Note the breathless adjectives he applies: ‘catchy,’ ‘magisterial,’ and ‘evocative.’ Or else: “emerging from a tradition of musical and linguistic and musical invention.” Earlier in the article he assures us that these names are actually “distinctive” that that there is a rich, storied history to these names. He’s a little light on the history–he basically just tells us that it all started in the 60’s, and that it’s very, very rich. Also, he assures us that white ridicule has kept up with the trend, much of it coming from racist traditions (i.e. white people making fun of absurd black names) and is misguided/misleading–he cites (probably apocryphal) stories that circulate about black babies named Lemonjello, Chlamydia, or Shithead.

For those who say that Swanzetta or Kanthony are actually a throwback to their African heritage I would say one thing–go to Africa. There is no question that honest African names are quite different from those chosen by white Westerners. But they have nothing to do with modern black American names.

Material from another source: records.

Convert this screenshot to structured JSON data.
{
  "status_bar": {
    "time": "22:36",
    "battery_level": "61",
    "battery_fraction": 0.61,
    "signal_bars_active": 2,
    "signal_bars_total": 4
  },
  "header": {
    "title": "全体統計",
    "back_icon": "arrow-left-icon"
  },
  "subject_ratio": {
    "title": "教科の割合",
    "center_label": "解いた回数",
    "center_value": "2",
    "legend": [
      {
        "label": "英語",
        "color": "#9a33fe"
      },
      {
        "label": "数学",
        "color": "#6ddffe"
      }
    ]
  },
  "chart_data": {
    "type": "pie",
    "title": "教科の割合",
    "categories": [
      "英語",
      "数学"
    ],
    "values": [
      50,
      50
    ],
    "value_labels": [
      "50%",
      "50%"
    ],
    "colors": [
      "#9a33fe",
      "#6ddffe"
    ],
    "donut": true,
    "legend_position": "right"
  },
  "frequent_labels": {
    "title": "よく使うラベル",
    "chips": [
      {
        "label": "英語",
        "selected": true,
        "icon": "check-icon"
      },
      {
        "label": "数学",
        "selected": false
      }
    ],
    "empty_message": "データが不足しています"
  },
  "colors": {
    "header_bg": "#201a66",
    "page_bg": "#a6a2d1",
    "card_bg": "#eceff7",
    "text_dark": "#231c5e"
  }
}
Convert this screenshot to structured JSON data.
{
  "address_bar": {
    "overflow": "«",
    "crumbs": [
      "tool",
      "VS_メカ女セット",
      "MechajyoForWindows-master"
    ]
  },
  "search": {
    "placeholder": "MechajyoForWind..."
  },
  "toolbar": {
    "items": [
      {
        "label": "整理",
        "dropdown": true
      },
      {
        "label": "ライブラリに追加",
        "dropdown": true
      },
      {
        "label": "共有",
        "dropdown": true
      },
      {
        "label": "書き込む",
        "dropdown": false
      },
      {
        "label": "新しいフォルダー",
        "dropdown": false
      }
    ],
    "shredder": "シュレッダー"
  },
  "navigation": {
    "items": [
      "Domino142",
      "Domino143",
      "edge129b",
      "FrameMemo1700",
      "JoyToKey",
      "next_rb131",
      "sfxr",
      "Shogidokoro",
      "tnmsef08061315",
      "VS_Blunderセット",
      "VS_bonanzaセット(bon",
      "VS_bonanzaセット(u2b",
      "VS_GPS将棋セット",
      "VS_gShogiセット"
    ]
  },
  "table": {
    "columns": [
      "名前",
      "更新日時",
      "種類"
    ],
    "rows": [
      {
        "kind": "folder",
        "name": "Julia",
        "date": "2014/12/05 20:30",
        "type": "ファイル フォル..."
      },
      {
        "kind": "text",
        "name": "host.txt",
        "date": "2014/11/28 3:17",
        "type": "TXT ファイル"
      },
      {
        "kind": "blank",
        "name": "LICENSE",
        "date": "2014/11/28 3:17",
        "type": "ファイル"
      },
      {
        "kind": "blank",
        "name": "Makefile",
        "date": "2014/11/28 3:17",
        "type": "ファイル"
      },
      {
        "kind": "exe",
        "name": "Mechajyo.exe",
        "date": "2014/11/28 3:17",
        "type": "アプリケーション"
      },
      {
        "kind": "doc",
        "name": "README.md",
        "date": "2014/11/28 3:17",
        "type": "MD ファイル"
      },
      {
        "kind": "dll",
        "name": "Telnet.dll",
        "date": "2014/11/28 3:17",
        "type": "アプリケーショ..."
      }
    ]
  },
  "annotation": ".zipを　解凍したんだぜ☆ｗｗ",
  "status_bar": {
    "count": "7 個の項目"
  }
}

The sad fact is that the way black people in America name their children reflects an abandonment of culture, and an abandonment of history. However optimistically disingenuous white liberals like David Zax spin it, the reality is that their names have no grounding in a larger coherent culture, and there are not larger truths being passed on to black children by their parents. If anything, they are being taught–on a basic level–that rejection of white Western culture is their cultural ideal, their highest truth. So when young Kanthony asks his mama where his name came from, she just shrugs and says, “Well basically I made it up.  At least it ain’t white.”

Zaheer writes:

Interesting post.

In a way, this is obvious, because Afro-American identity has been defined by rejection of White/Western culture since the civil rights movement. So, as you correctly point out, names being one aspect of cultural identity – well, let’s just say the plethora of these types of names is testament to what you’re saying.

However, I must differ (slightly) and say that, the names aren’t really “made up”, i.e. in the sense that all names are “made up”, but some have a longer history and are tied to a larger cultural/religious identity.

Besides the anti-white element, there is some relation with black culture as separate from “anti-white culture” – this is mostly music, ghetto culture, mixed with some elements of “African-sounding” names. Of course, it can be argued that Black music and culture is itself almost entirely influenced by “anti-white culture” anyway, but that’s debatable.

Also note that paganism (“heathenism” you would call it) was practised by Europeans for far longer than Christianity, so, it can be argued that giving pre-Christian names is a greater statement of embracing Western culture. Again, debatable but thought I’d mention it. :-)

Craig writes:

Mia is not a faux black name and should not feature as an example of your thesis.

WI responds:

I agree that Mia is not a faux black name and that it is not a perfectly chosen example. A ‘Bonifa,’ for example, would better demonstrate the arbitrary and detached-from-larger-culture mode of thought that characterizes black name choosing. ‘Mia,’ while not entirely arbitrary (I believe it has its roots in Dutch), still demonstrates the choosing of a name for just aesthetic purposes, without any larger symbology or meaning behind it. Admittedly, that’s not an entirely fair point, as many people of all races choose name simply because they are pretty. But the larger point of the post is that blacks in fact overwhelmingly choose non-Western names, even preferring nonsense names to anything that remotely seems white. Occasionally a ‘Mia’ may creep in–a ‘Molly’ almost never does.